Three Algorithms for Merging Hierarchical Navigable Small World Graphs
Alexander Ponomarenko
TL;DR
The paper addresses the practical problem of merging independently built HNSW graphs for scalable vector similarity search in distributed and incremental settings. It introduces an iterative four-step merge framework and three algorithms—NGM, IGTM, and CGTM—to efficiently fuse two graphs by leveraging intra- and cross-graph locality. Empirical results on SIFT1M show that IGTM and CGTM significantly cut distance computations (up to about 70% fewer) while maintaining comparable recall, with IGTM often delivering the best efficiency.

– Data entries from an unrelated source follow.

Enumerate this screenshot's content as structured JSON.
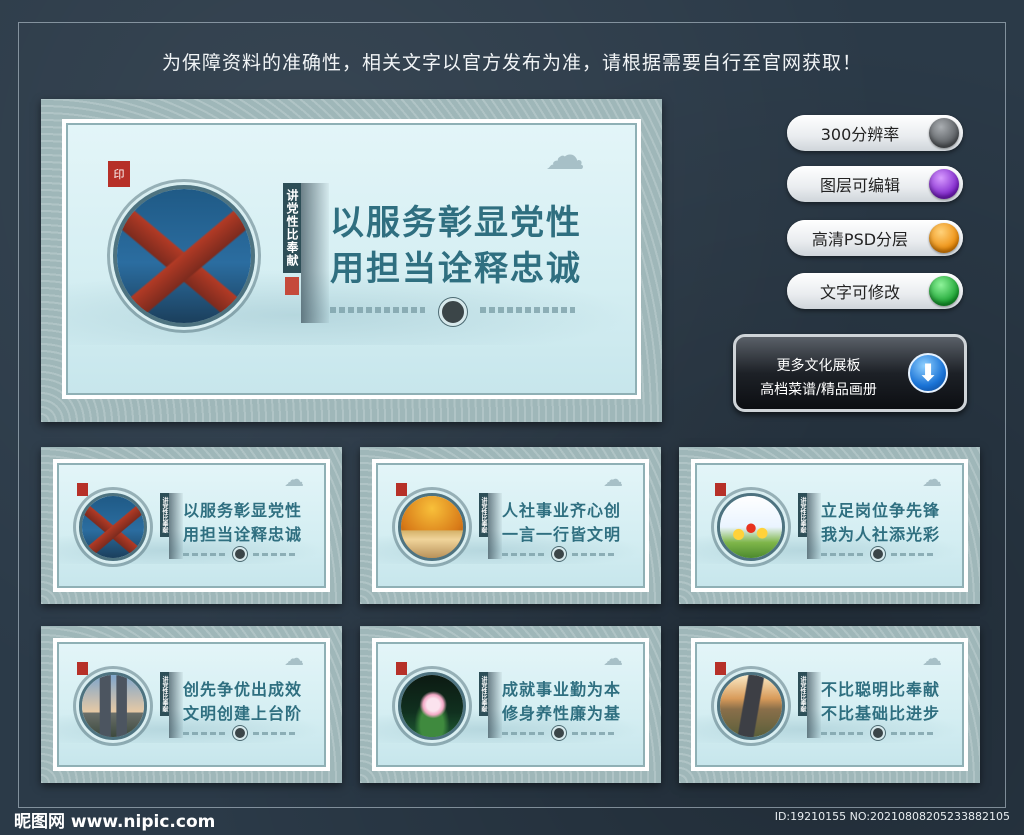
{
  "notice": "为保障资料的准确性，相关文字以官方发布为准，请根据需要自行至官网获取！",
  "main_board": {
    "seal": "印",
    "vertical": "讲党性比奉献",
    "line1": "以服务彰显党性",
    "line2": "用担当诠释忠诚"
  },
  "features": [
    {
      "label": "300分辨率",
      "color": "#6b6f73"
    },
    {
      "label": "图层可编辑",
      "color": "#8c2bd6"
    },
    {
      "label": "高清PSD分层",
      "color": "#f29a12"
    },
    {
      "label": "文字可修改",
      "color": "#22b23a"
    }
  ],
  "download": {
    "line1": "更多文化展板",
    "line2": "高档菜谱/精品画册",
    "arrow": "⬇"
  },
  "thumbs": [
    {
      "line1": "以服务彰显党性",
      "line2": "用担当诠释忠诚",
      "scene": "roof",
      "vertical": "讲党性比奉献"
    },
    {
      "line1": "人社事业齐心创",
      "line2": "一言一行皆文明",
      "scene": "arch",
      "vertical": "讲党性比奉献"
    },
    {
      "line1": "立足岗位争先锋",
      "line2": "我为人社添光彩",
      "scene": "tulip",
      "vertical": "讲党性比奉献"
    },
    {
      "line1": "创先争优出成效",
      "line2": "文明创建上台阶",
      "scene": "city",
      "vertical": "讲党性比奉献"
    },
    {
      "line1": "成就事业勤为本",
      "line2": "修身养性廉为基",
      "scene": "lotus",
      "vertical": "讲党性比奉献"
    },
    {
      "line1": "不比聪明比奉献",
      "line2": "不比基础比进步",
      "scene": "road",
      "vertical": "讲党性比奉献"
    }
  ],
  "footer": {
    "logo": "昵图网 www.nipic.com",
    "id": "ID:19210155 NO:20210808205233882105"
  }
}
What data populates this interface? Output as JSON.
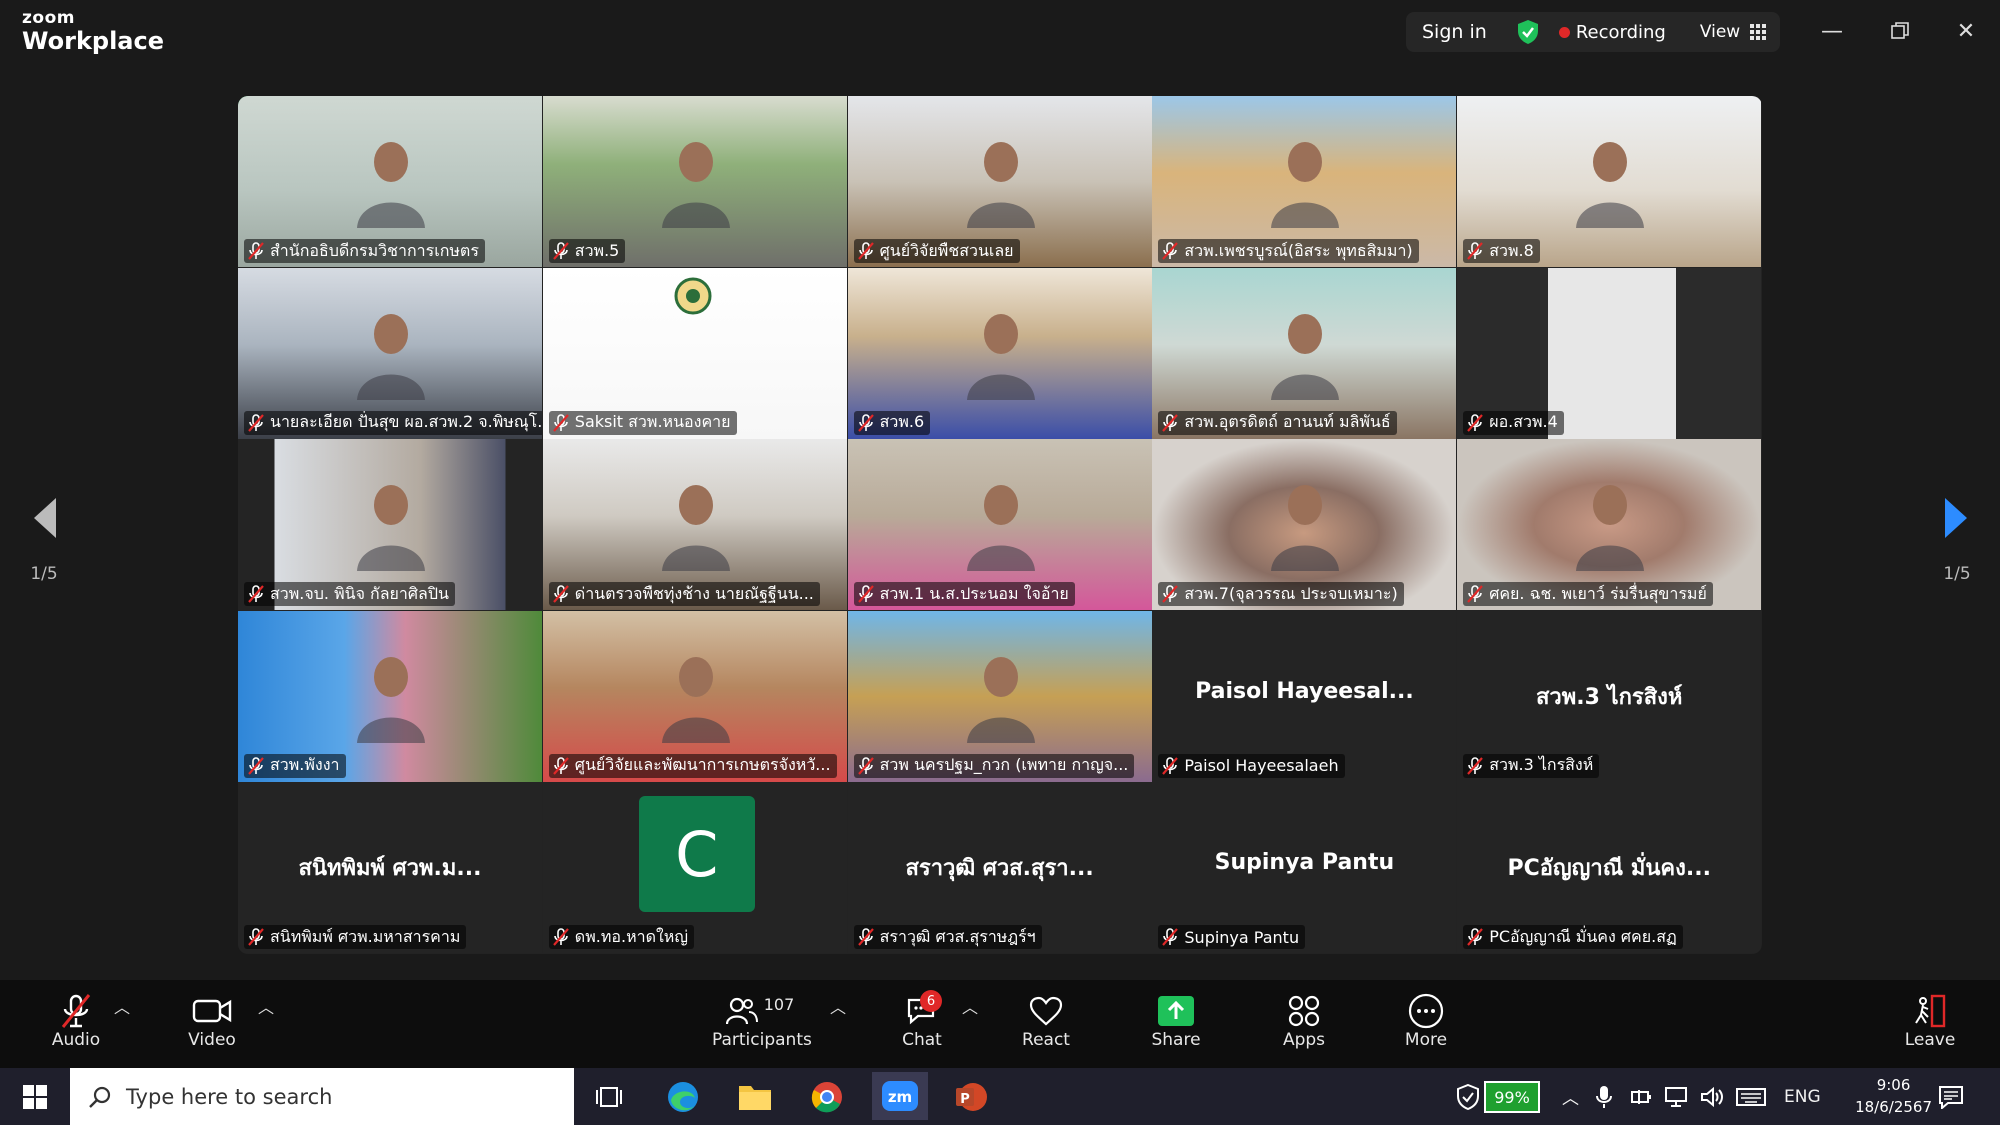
{
  "app": {
    "logo_small": "zoom",
    "logo_big": "Workplace"
  },
  "titlebar": {
    "signin": "Sign in",
    "recording": "Recording",
    "view": "View"
  },
  "tiles": [
    {
      "label": "สำนักอธิบดีกรมวิชาการเกษตร",
      "scene": "office-yellow"
    },
    {
      "label": "สวพ.5",
      "scene": "room-green"
    },
    {
      "label": "ศูนย์วิจัยพืชสวนเลย",
      "scene": "meeting-room"
    },
    {
      "label": "สวพ.เพชรบูรณ์(อิสระ พุทธสิมมา)",
      "scene": "temple"
    },
    {
      "label": "สวพ.8",
      "scene": "room-bright"
    },
    {
      "label": "นายละเอียด ปั่นสุข ผอ.สวพ.2 จ.พิษณุโ...",
      "scene": "conference"
    },
    {
      "label": "Saksit สวพ.หนองคาย",
      "scene": "white-logo"
    },
    {
      "label": "สวพ.6",
      "scene": "blue-shirt"
    },
    {
      "label": "สวพ.อุตรดิตถ์ อานนท์ มลิพันธ์",
      "scene": "office-aqua"
    },
    {
      "label": "ผอ.สวพ.4",
      "scene": "dark-door"
    },
    {
      "label": "สวพ.จบ. พินิจ กัลยาศิลปิน",
      "scene": "office-desk"
    },
    {
      "label": "ด่านตรวจพืชทุ่งช้าง นายณัฐฐีนน...",
      "scene": "uniform"
    },
    {
      "label": "สวพ.1 น.ส.ประนอม ใจอ้าย",
      "scene": "pink-shirt"
    },
    {
      "label": "สวพ.7(จุลวรรณ ประจบเหมาะ)",
      "scene": "face-blur"
    },
    {
      "label": "ศคย. ฉช. พเยาว์ ร่มรื่นสุขารมย์",
      "scene": "face-blur2"
    },
    {
      "label": "สวพ.พังงา",
      "scene": "board-blue"
    },
    {
      "label": "ศูนย์วิจัยและพัฒนาการเกษตรจังหวั...",
      "scene": "red-shirt"
    },
    {
      "label": "สวพ นครปฐม_กวก (เพทาย กาญจ...",
      "scene": "temple2"
    },
    {
      "label": "Paisol Hayeesalaeh",
      "big": "Paisol  Hayeesal...",
      "scene": "none"
    },
    {
      "label": "สวพ.3 ไกรสิงห์",
      "big": "สวพ.3 ไกรสิงห์",
      "scene": "none"
    },
    {
      "label": "สนิทพิมพ์ ศวพ.มหาสารคาม",
      "big": "สนิทพิมพ์ ศวพ.ม...",
      "scene": "none"
    },
    {
      "label": "ดพ.ทอ.หาดใหญ่",
      "avatar": "C",
      "scene": "none"
    },
    {
      "label": "สราวุฒิ ศวส.สุราษฎร์ฯ",
      "big": "สราวุฒิ ศวส.สุรา...",
      "scene": "none"
    },
    {
      "label": "Supinya Pantu",
      "big": "Supinya Pantu",
      "scene": "none"
    },
    {
      "label": "PCอัญญาณี มั่นคง ศคย.สฏ",
      "big": "PCอัญญาณี มั่นคง...",
      "scene": "none"
    }
  ],
  "pager": {
    "left": "1/5",
    "right": "1/5"
  },
  "toolbar": {
    "audio": "Audio",
    "video": "Video",
    "participants": "Participants",
    "participants_count": "107",
    "chat": "Chat",
    "chat_badge": "6",
    "react": "React",
    "share": "Share",
    "apps": "Apps",
    "more": "More",
    "leave": "Leave"
  },
  "taskbar": {
    "search_placeholder": "Type here to search",
    "battery": "99%",
    "lang": "ENG",
    "time": "9:06",
    "date": "18/6/2567"
  },
  "colors": {
    "active_speaker": "#2ecc71",
    "share_green": "#1fc15a",
    "accent_blue": "#2d8cff",
    "record_red": "#e02828"
  }
}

The work enables efficient consolidation and compaction of vector indices in modern vector databases and retrieval systems that rely on HNSW for ANN search, and it identifies directions for handling deletions and accelerator-friendly implementations in future work.
Abstract
This paper addresses the challenge of merging hierarchical navigable small world (HNSW) graphs, a critical operation for distributed systems, incremental indexing, and database compaction. We propose three algorithms for this task: Naive Graph Merge (NGM), Intra Graph Traversal Merge (IGTM), and Cross Graph Traversal Merge (CGTM). These algorithms differ in their approach to vertex selection and candidate collection during the merge process. We conceptualize graph merging as an iterative process with four key steps: processing vertex selection, candidate collection, neighborhood construction, and information propagation. Our experimental evaluation on the SIFT1M dataset demonstrates that IGTM and CGTM significantly reduce computational costs compared to naive approaches, requiring up to 70\% fewer distance computations while maintaining comparable search accuracy. Surprisingly, IGTM outperforms CGTM in efficiency, contrary to our initial expectations. The proposed algorithms enable efficient consolidation of separately constructed indices, supporting critical operations in modern vector databases and retrieval systems that rely on HNSW for similarity search.